The radiation is absorbed because bones have a higher density than most organs. In fact, every organ in the body is slightly different, and as a result, each exhibits unique optical properties depending on the type of electromagnetic radiation it is exposed to. Most of the light from a near-infrared laser is allowed to pass unabsorbed through most organs.

This is where nanoparticles become handy. Various kinds of nanoparticles, such as nanoshells, can be specially engineered to absorb light of a particular wavelength. If the light is intense enough, absorption will generate heat. If nanoparticles designed to absorb near-infrared light are dispersed in a tumor, and subsequently the tumor is exposed to a near-infrared laser, one can generate localized heat around the nanoshell-embedded region and kill the tumor. Because most of the body allows near-infrared light to pass without absorption, this technique is preferable to conventional radiation therapy, which harms all the cells in its path.

But there’s a problem. Like that TV dinner in the microwave, raising the temperature of a tumor with a laser doesn’t necessarily produce an evenly heated tumor.

Think about it this way: On a very foggy night, a driver can see only just so far no matter how good the car’s headlights are. That’s because the millions of small water droplets in the air absorb and scatter the light, deflecting the beams from the headlights before they can reflect off of whatever’s on the road ahead.

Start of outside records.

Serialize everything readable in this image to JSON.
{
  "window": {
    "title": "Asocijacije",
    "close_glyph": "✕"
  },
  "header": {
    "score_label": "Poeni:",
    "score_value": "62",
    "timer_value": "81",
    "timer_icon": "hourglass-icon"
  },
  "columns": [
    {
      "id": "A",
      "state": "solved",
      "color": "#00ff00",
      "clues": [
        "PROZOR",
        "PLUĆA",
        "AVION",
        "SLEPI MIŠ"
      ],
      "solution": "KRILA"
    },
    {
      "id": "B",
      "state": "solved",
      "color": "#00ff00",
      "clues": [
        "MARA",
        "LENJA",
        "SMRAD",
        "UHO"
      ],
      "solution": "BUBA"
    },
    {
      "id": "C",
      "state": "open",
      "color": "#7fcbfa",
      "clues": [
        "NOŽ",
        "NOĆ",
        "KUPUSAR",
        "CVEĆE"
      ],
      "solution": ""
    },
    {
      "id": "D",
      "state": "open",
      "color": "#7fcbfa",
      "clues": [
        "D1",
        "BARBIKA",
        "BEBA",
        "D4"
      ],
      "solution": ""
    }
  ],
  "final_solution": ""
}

Nanoparticles dispersed within a tumor do exactly the same thing. They’re very good at absorbing laser light and generating heat, but within particularly thick tumors, that same quality prevents a lot of the light from reaching deeper into the tissue.

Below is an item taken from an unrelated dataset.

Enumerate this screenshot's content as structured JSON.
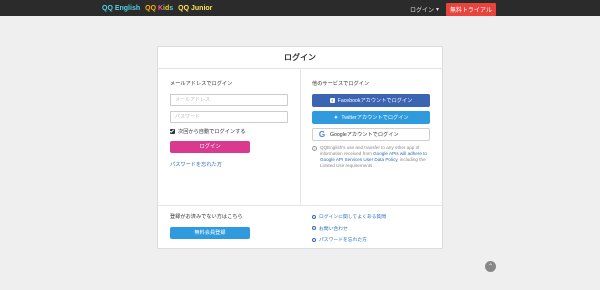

This phenomenon is called “extinction.” It’s highly undesirable because one needs to create a uniform temperature profile of at least 60 degrees Celsius to kill the whole tumor. Raising the temperature on one end but not the other will simply allow the tumor to regrow, and that doesn’t solve the problem — or cure the patient.

Other Rice engineers and I are tackling this issue through computer simulations by using optics equations once employed to study starlight passing through clouds in space. Our group, headed by Yildiz Bayazitoglu, Rice’s H.S. Cameron Professor in Mechanical Engineering, published a paper titled ”Gold Nanoshell Density Variation with Laser Power for Induced Hyperthermia” in the January issue of the International Journal of Heat and Mass Transfer.

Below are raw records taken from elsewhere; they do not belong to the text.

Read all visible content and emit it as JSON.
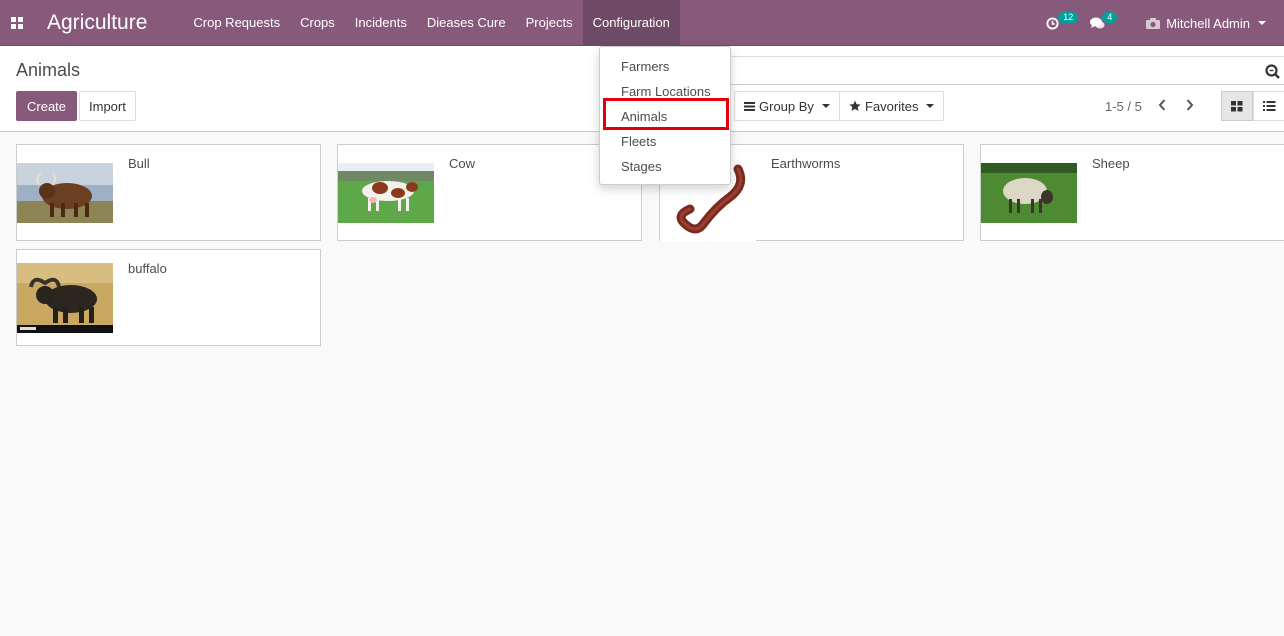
{
  "navbar": {
    "app_title": "Agriculture",
    "menu": [
      "Crop Requests",
      "Crops",
      "Incidents",
      "Dieases Cure",
      "Projects",
      "Configuration"
    ],
    "activity_count": "12",
    "messages_count": "4",
    "user_name": "Mitchell Admin",
    "accent_color": "#875a7b",
    "badge_color": "#00a09d"
  },
  "control_panel": {
    "breadcrumb": "Animals",
    "create_label": "Create",
    "import_label": "Import",
    "group_by_label": "Group By",
    "favorites_label": "Favorites",
    "pager_text": "1-5 / 5"
  },
  "configuration_menu": {
    "items": [
      "Farmers",
      "Farm Locations",
      "Animals",
      "Fleets",
      "Stages"
    ],
    "highlighted_item": "Animals",
    "highlight_color": "#e0000a"
  },
  "kanban": {
    "records": [
      {
        "name": "Bull",
        "image": "bull-photo"
      },
      {
        "name": "Cow",
        "image": "cow-photo"
      },
      {
        "name": "Earthworms",
        "image": "earthworm-photo"
      },
      {
        "name": "Sheep",
        "image": "sheep-photo"
      },
      {
        "name": "buffalo",
        "image": "buffalo-photo"
      }
    ]
  }
}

We’re working on simulations to accurately predict the intensity of a laser beam passing across a tissue laden with millions of nanoshells, mimicking possible therapies. Because tissues differ slightly, the models can be customized, depending on where in the body the tumor is located. The models also allow researchers to study the effect of adding different concentrations of nanoparticles to the mix. If too many are added, the absorption on one end may be too high. Too few, and the treatment may be ineffective.

Our group is also studying the effects of using stronger or weaker lasers. Contrary to reason, stronger lasers are not necessarily better at heating thick tumors. Simulations show that turning up the heat does not always produce a ”well-done” tumor. It might simply overheat the tumor’s surface and little beyond.

A better option is to use a slightly weaker laser and run it longer to let the heat pass into the tissue through conduction. This delicate balancing act between laser power and particle concentration depends on both the size of the tumor and the target tissue’s ability to conduct heat.

For tumors as large as one centimeter, an option may be using two opposing lasers, surgically inserted via fiber optics in a minimally invasive procedure. Simulations have shown this produces the most uniform temperature profile in every case.

With so many tissue types and the great variety of cancers people face, the importance of accurate simulations cannot be overemphasized. The ability to calculate scenarios allows us and, ultimately, doctors in the clinic to find the best laser therapy to produce the perfect heating environment. We hope nanoparticle-assisted therapy will become a standard procedure available to us all.

Then, maybe, we’ll work on that TV dinner problem.

— Jerry Vera is a doctoral student studying at Rice on a grant from the Alliances for Graduate Education and the Professoriate via the National Science Foundation.